Hearing loss is defined as the diminishment or loss of hearing in one or both ears. This loss may occur gradually over a long period of time or may happen suddenly. Hearing loss is a problem that commonly affects the elderly. Studies have shown that one third of Americans between the ages of 65 and 74 struggle with hearing loss. For those 75 and older, hearing loss affects at least half of the elderly population.
Types of Hearing Loss in the Elderly
The type of hearing loss that most commonly affects the elderly is called presbycusis. This hearing loss is caused by changes to the inner ear, auditory nerve, middle ear, or outer ear that occur gradually as a person ages. In addition to aging, other risk factors for presbycusis include hereditary factors, exposure to loud noise, head injury, certain infections and illnesses, some prescription drugs, circulation problems, and high blood pressure.

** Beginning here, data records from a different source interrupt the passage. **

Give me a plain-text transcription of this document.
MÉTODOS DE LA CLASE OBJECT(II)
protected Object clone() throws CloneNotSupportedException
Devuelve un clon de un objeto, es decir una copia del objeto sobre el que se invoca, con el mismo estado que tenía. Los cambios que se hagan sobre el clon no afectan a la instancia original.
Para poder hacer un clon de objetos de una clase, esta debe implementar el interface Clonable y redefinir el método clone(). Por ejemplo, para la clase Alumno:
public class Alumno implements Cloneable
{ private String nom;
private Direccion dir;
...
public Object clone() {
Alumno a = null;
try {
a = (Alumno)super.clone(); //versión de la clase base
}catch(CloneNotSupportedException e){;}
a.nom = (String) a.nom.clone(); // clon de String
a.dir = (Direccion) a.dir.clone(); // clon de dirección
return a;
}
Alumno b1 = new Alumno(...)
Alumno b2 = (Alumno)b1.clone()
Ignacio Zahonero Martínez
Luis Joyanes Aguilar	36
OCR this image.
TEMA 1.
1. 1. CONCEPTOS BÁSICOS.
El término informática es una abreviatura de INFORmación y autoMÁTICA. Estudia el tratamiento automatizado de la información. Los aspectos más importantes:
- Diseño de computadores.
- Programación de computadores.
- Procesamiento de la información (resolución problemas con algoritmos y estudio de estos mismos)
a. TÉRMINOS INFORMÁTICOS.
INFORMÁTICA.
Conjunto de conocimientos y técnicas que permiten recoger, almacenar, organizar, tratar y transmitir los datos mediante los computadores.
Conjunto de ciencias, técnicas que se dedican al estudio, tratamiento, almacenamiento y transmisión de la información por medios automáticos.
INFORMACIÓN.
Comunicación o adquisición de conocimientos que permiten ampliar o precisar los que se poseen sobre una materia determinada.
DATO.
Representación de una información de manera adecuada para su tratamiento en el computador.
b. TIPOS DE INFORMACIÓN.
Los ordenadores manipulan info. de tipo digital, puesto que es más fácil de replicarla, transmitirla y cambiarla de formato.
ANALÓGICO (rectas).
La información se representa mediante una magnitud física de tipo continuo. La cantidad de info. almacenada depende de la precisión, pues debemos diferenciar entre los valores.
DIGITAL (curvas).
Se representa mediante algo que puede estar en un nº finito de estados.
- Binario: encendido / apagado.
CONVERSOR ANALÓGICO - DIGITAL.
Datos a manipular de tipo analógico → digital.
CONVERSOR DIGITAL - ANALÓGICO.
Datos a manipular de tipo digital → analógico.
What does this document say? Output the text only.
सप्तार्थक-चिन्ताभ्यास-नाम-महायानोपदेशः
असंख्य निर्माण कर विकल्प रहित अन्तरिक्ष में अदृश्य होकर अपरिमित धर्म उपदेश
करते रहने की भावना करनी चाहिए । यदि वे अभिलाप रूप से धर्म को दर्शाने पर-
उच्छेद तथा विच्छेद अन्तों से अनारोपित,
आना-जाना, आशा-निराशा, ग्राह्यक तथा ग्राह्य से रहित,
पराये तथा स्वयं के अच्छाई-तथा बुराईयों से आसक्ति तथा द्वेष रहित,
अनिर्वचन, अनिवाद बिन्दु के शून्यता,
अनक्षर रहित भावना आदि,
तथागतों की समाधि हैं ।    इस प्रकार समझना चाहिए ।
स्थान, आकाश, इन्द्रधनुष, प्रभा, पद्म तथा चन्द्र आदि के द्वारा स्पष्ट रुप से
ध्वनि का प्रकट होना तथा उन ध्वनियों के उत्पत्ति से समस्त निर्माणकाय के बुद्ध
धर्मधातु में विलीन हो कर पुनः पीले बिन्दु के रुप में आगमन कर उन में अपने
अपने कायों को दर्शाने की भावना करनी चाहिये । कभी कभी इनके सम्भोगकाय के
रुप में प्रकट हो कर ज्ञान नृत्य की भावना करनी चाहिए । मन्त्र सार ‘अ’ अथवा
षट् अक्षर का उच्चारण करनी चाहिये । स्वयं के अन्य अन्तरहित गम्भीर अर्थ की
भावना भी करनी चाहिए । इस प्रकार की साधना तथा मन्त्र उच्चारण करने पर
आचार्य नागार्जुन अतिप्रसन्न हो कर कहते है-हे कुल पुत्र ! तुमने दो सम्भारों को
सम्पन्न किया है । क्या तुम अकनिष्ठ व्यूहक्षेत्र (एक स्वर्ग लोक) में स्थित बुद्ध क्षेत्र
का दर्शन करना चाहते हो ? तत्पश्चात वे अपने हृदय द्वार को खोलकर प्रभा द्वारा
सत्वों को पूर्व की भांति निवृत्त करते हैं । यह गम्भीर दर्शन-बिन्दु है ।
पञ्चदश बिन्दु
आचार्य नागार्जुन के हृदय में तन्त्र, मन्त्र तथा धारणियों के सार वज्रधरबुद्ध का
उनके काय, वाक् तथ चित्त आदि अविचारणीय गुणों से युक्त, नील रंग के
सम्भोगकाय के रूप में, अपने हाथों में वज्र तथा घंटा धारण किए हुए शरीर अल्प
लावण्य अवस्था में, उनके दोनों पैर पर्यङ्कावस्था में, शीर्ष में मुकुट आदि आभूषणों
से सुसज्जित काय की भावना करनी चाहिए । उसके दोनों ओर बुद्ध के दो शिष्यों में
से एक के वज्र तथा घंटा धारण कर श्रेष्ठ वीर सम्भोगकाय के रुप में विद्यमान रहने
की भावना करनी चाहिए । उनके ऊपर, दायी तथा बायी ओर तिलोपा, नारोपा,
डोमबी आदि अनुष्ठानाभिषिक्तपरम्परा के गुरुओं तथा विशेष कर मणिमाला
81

Another condition that affects the hearing of the elderly is tinnitus. People with tinnitus hear a ringing or buzzing sound in one or both ears. This sound may be loud or soft and may come and go. Tinnitus is not a disease, but rather a symptom of another problem. It may be the result of a minor problem, such as lodged ear wax, or the sign of a more serious condition.
Signs of Hearing Loss
While determining whether or not you have hearing loss may seem as simple as asking yourself whether or not you can hear, it is actually more complex than that. The human body and brain is incredibly proficient at adapting to overcome challenges. Especially when the hearing loss occurs gradually, it is easy to grow accustomed to not hearing as well and fail to realize that there is a problem at all. Whether evaluating yourself or an elderly relative for hearing loss, here are the signs you should look for:
- Difficulty hearing when having a conversation on the telephone (due to the lack of visual references, such as facial expressions and lip movements, to help fill in the gaps)
- Difficulty hearing others speaking in a crowded, loud setting, such as a busy restaurant
- Needing to increase the volume levels on electronic devices (television, radio, mp3 player, etc.) or having others complain that you have the volume set too high
- Feeling as though other people mumble frequently when they are speaking to you
- Struggling to understand when women and children speak to you (due to their higher pitch frequencies, they are often harder to hear)
- Feeling as though you are unable to keep up in a group conversation
If you are concerned about hearing loss, it is always important to seek appropriate medical treatment. Left untreated, hearing loss may continue to progress, as well as lead to other health problems. There are many solutions to help with hearing loss, including hearing aids, medication, and surgery. The earlier you seek treatment, the better chance you will have to treat and manage your hearing loss.